During Friday’s episode of The Gallo Show, Dr. Dan Edney said officials in his office have been working with auditors to modify the way hospitals are categorized under the Mississippi Hospital Sustainability Grant Program.
The move would change hospitals to beneficiaries rather than subgrantees and possibly boost the number of hospitals receiving money from 38 to at least 93 of the 110 that have applied for the program.
“That made it to where if we could just get the hospital eligible, then they qualified for the funds and we would grant the award,” Edney said. “That was a huge hurdle to get across, but we got there.”
The need for loopholes to ensure hospitals across the state will receive money from the program comes after lawmakers chose to use funds from the American Rescue Plan Act rather than money from the general fund, meaning hospitals that had already claimed pandemic-related relief funds would not be eligible.

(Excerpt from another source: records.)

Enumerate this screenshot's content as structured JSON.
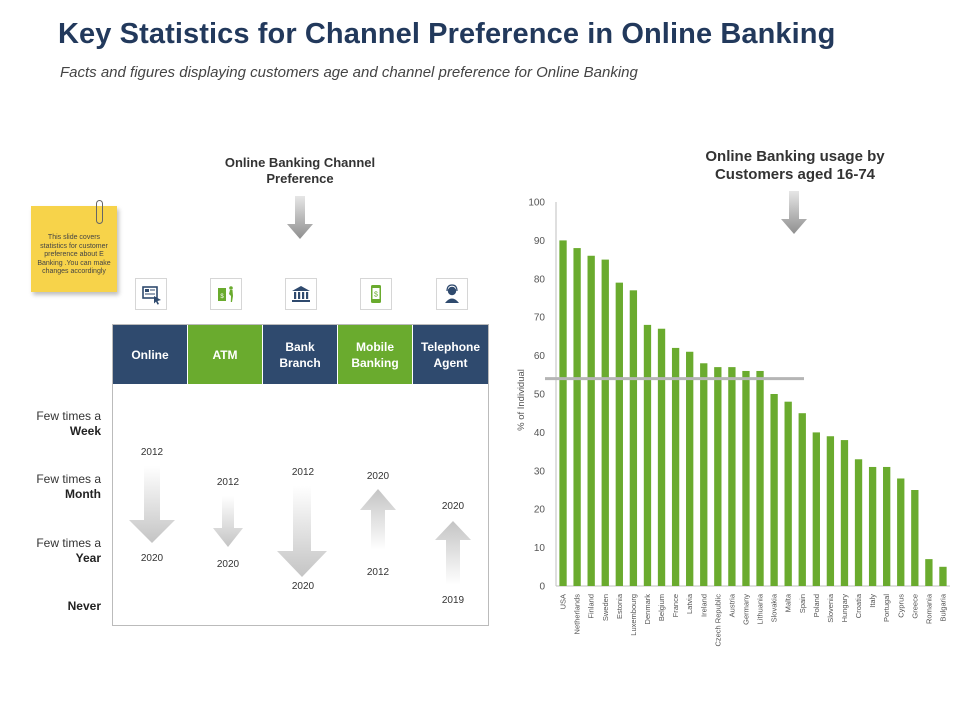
{
  "header": {
    "title": "Key Statistics for Channel Preference in Online Banking",
    "subtitle": "Facts and figures displaying customers age and channel preference for Online Banking"
  },
  "left_panel": {
    "heading": "Online Banking Channel Preference",
    "sticky_note": "This slide covers statistics for customer preference about E Banking .You can make changes accordingly",
    "channels": [
      {
        "label": "Online",
        "icon": "computer-cursor-icon",
        "color": "#2f4a6e",
        "from_year": "2012",
        "to_year": "2020",
        "direction": "down"
      },
      {
        "label": "ATM",
        "icon": "atm-cash-icon",
        "color": "#6aab2e",
        "from_year": "2012",
        "to_year": "2020",
        "direction": "down"
      },
      {
        "label": "Bank Branch",
        "icon": "bank-building-icon",
        "color": "#2f4a6e",
        "from_year": "2012",
        "to_year": "2020",
        "direction": "down"
      },
      {
        "label": "Mobile Banking",
        "icon": "mobile-money-icon",
        "color": "#6aab2e",
        "from_year": "2012",
        "to_year": "2020",
        "direction": "up"
      },
      {
        "label": "Telephone Agent",
        "icon": "call-agent-icon",
        "color": "#2f4a6e",
        "from_year": "2019",
        "to_year": "2020",
        "direction": "up"
      }
    ],
    "frequency_rows": [
      {
        "line1": "Few times a",
        "line2": "Week"
      },
      {
        "line1": "Few times a",
        "line2": "Month"
      },
      {
        "line1": "Few times a",
        "line2": "Year"
      },
      {
        "line1": "",
        "line2": "Never"
      }
    ]
  },
  "chart_data": {
    "type": "bar",
    "title": "Online Banking usage by Customers aged 16-74",
    "xlabel": "",
    "ylabel": "% of Individual",
    "ylim": [
      0,
      100
    ],
    "yticks": [
      0,
      10,
      20,
      30,
      40,
      50,
      60,
      70,
      80,
      90,
      100
    ],
    "grid": false,
    "bar_color": "#6aab2e",
    "reference_line": 54,
    "categories": [
      "USA",
      "Netherlands",
      "Finland",
      "Sweden",
      "Estonia",
      "Luxembourg",
      "Denmark",
      "Belgium",
      "France",
      "Latvia",
      "Ireland",
      "Czech Republic",
      "Austria",
      "Germany",
      "Lithuania",
      "Slovakia",
      "Malta",
      "Spain",
      "Poland",
      "Slovenia",
      "Hungary",
      "Croatia",
      "Italy",
      "Portugal",
      "Cyprus",
      "Greece",
      "Romania",
      "Bulgaria"
    ],
    "values": [
      90,
      88,
      86,
      85,
      79,
      77,
      68,
      67,
      62,
      61,
      58,
      57,
      57,
      56,
      56,
      50,
      48,
      45,
      40,
      39,
      38,
      33,
      31,
      31,
      28,
      25,
      7,
      5
    ]
  }
}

Since legislation creating the program was passed and signed into law in April, Edney and others have been working to bend federal regulations to qualify more hospitals for the subsidy and possibly to some avail.

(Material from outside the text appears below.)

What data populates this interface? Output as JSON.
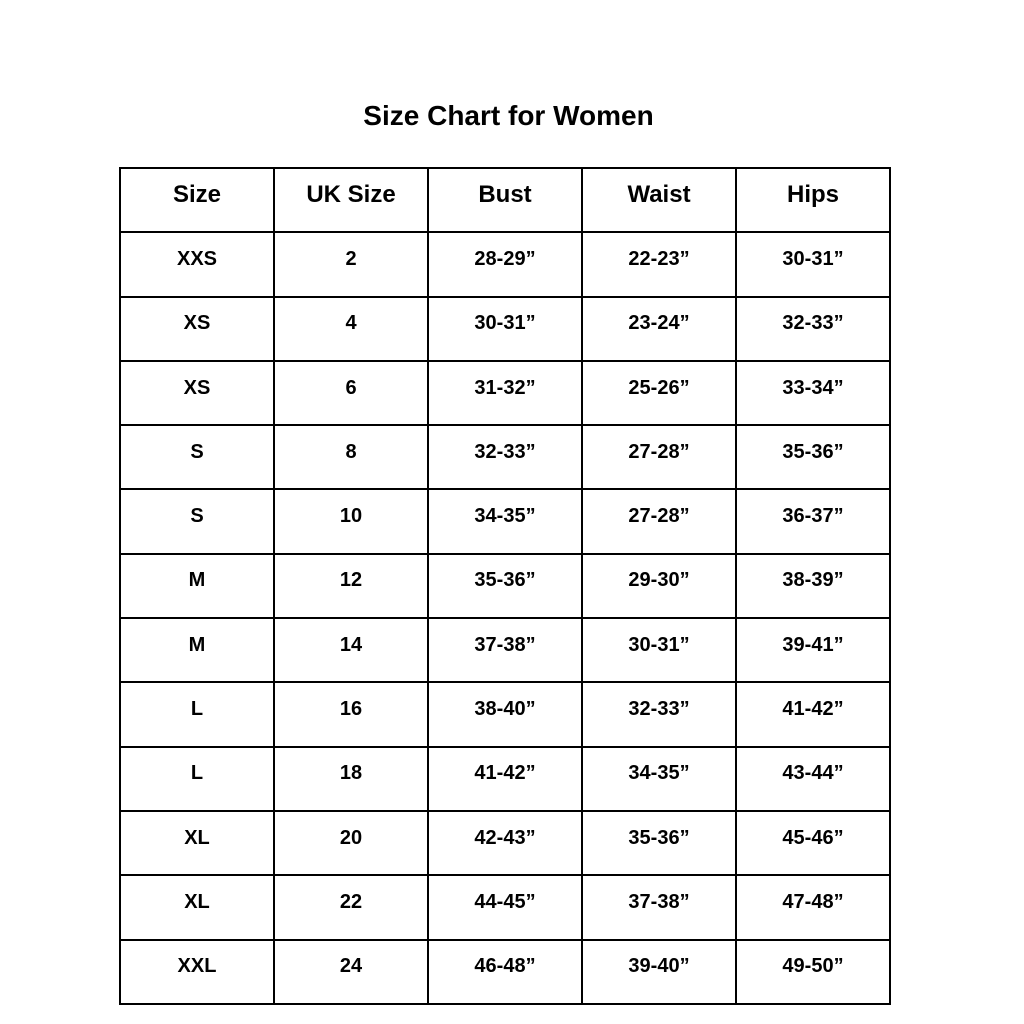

“We have been as broad and lenient as we could possibly be,” Edney said. “As late as Tuesday, we were given some notice by the auditors that a workaround we have been trying for a long time that might get us almost all the way there may well be approved.”
As Edney pointed out, the federal government will have to approve the regulation changes. If they do, the state health officer said it will also erase the possibility of hospitals having to pay any money back in the future.
“The heavy lifting has already been done. It’s just a matter of getting us to a state of compliance where the feds will not claw this money back in two years,” Edney said. “That would be devastating for hospitals to have to write checks back to the federal government in two years because we were not compliant on the front end.”
If the changes are approved, it will be a small yet welcome piece of the puzzle that is solving the state’s ongoing healthcare crisis.